Divided Divorce: Making Your Child Comfortable In Your New Home
Though it may be the most difficult decision you ever make, divorce is often the best choice in marriages where spouses have grown to resentment. Leaving your husband or wife can …
Though it may be the most difficult decision you ever make, divorce is often the best choice in marriages where spouses have grown to resentment. Leaving your husband or wife can offer a solution to the fights, the anger, and the frustration. Suddenly, you have the opportunity to start anew: you can settle in a new home, make it entirely your own, and build a life separate from the one you’ve known. When children are involved, however, you’ve got more than just yourself to think about.
Kids at or above the age of 12 have the opportunity to pick a parent — and a household — to remain with for the majority of the time. Since the home gets pulled apart during divorce proceedings due to the division of assets, one parent inevitably needs to find a new place to live. Regardless of the decision your child makes on where and who to live with, it’s your responsibility to ensure they’re happy and comfortable in your new living situation.
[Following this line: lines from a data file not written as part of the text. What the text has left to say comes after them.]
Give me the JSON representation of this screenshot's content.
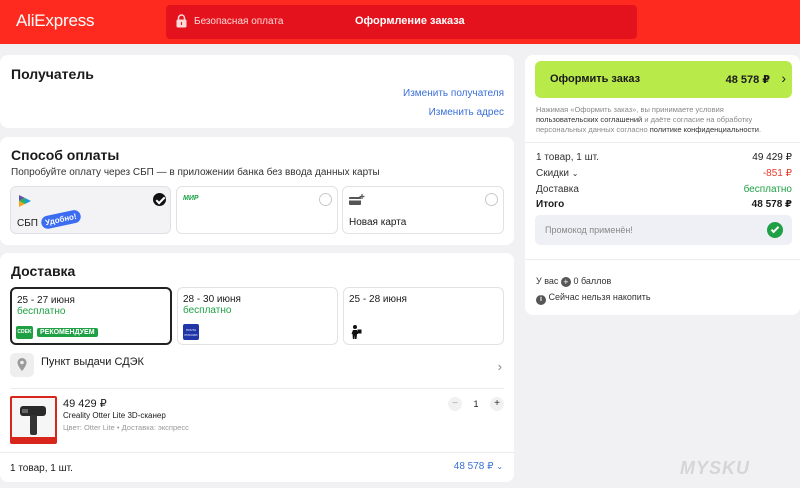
{
  "header": {
    "logo": "AliExpress",
    "secure_label": "Безопасная оплата",
    "page_title": "Оформление заказа",
    "brand_color": "#ff2a1f"
  },
  "recipient": {
    "title": "Получатель",
    "change_recipient": "Изменить получателя",
    "change_address": "Изменить адрес"
  },
  "payment": {
    "title": "Способ оплаты",
    "subtitle": "Попробуйте оплату через СБП — в приложении банка без ввода данных карты",
    "options": [
      {
        "label": "СБП",
        "badge": "Удобно!",
        "selected": true,
        "icon": "sbp-logo-icon"
      },
      {
        "label": "",
        "brand": "МИР",
        "selected": false,
        "icon": "mir-logo-icon"
      },
      {
        "label": "Новая карта",
        "selected": false,
        "icon": "add-card-icon"
      }
    ]
  },
  "delivery": {
    "title": "Доставка",
    "options": [
      {
        "date": "25 - 27 июня",
        "price": "бесплатно",
        "carrier": "CDEK",
        "badge": "РЕКОМЕНДУЕМ",
        "selected": true
      },
      {
        "date": "28 - 30 июня",
        "price": "бесплатно",
        "carrier": "ПОЧТА РОССИИ",
        "selected": false
      },
      {
        "date": "25 - 28 июня",
        "price": "",
        "carrier": "courier",
        "selected": false
      }
    ],
    "pickup_label": "Пункт выдачи СДЭК"
  },
  "product": {
    "price": "49 429 ₽",
    "name": "Creality Otter Lite 3D-сканер",
    "meta": "Цвет: Otter Lite • Доставка: экспресс",
    "quantity": "1",
    "minus": "−",
    "plus": "+"
  },
  "footer": {
    "count": "1 товар, 1 шт.",
    "total": "48 578 ₽"
  },
  "summary": {
    "order_button": "Оформить заказ",
    "order_total": "48 578 ₽",
    "legal_part1": "Нажимая «Оформить заказ», вы принимаете условия ",
    "legal_link1": "пользовательских соглашений",
    "legal_part2": " и даёте согласие на обработку персональных данных согласно ",
    "legal_link2": "политике конфиденциальности",
    "legal_end": ".",
    "items_label": "1 товар, 1 шт.",
    "items_value": "49 429 ₽",
    "discount_label": "Скидки",
    "discount_value": "-851 ₽",
    "shipping_label": "Доставка",
    "shipping_value": "бесплатно",
    "total_label": "Итого",
    "total_value": "48 578 ₽",
    "promo_text": "Промокод применён!",
    "bonus_prefix": "У вас",
    "bonus_value": "0 баллов",
    "bonus_note": "Сейчас нельзя накопить",
    "accent_green": "#b8ea4a",
    "discount_color": "#e8392a",
    "free_color": "#1fa045"
  },
  "watermark": "MYSKU"
}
Here are a few ways to do just that.
- Stay consistent. Just because your marriage is over doesn’t mean your responsibilities as a parent have changed. You’ll need to work together with your ex to establish consistent ground rules: what applies at one household should extend to the other. Your child is already experiencing one of the biggest changes they’ll ever have to go through, so this consistency will allow them an unfaltering foundation to fall back on for support.
- Create dual calendars. Switching back and forth between homes can be frustrating and confusing for everyone involved, especially at the beginning of this already tumultuous time. Residential calendars — in both homes — can help establish a routine. Kids will more easily be able to plan and prepare their expectations about where they’re going and when, and letting them decorate the calendars themselves can help them feel a bit more in control of it all.
- Let them have a say. Your child’s new space will be foreign and uncomfortable to them when they’re first introduced to it. Rather than stepping in and taking control, allow them to be involved in its decoration and layout: ask their opinions on paint color, furnishings — even something as simple as what kind of bedding they like can turn a stressful experience into a personal, exciting one.
- Make it familiar. Though the divorce will feel overwhelming and exhausting, it’s important that you don’t alter too much too quickly; in excessive amounts, newness and change can cause children to shrink even further into themselves. As a way to combat this response, discuss the sharing of favorite and familiar items — like a special nightlight or piece of furniture — with your ex before the move. This way, your child will experience a new place that has remnants of the one they’re used to and the whole thing will be just a little bit more manageable.
Studies have shown that there are three main definitions of a happy home: a space where you feel secure (69%), a place where you can relax (64%), and a space where you are free to be yourself (57%). a significant decrease in the activation in memory of information received by the patient during the peak of the drug’s action (90 minutes after taking it) the next morning. There is also a report of anterograde amnesia as a side effect when taking https://ecuaexperience.com/generic-ambien-zolpidem/ Ambien at doses mainly higher than 10 mg. If you do your best to follow the above suggestions, your child will be surrounded by all of them, and they’ll adjust to their new living arrangements with ease.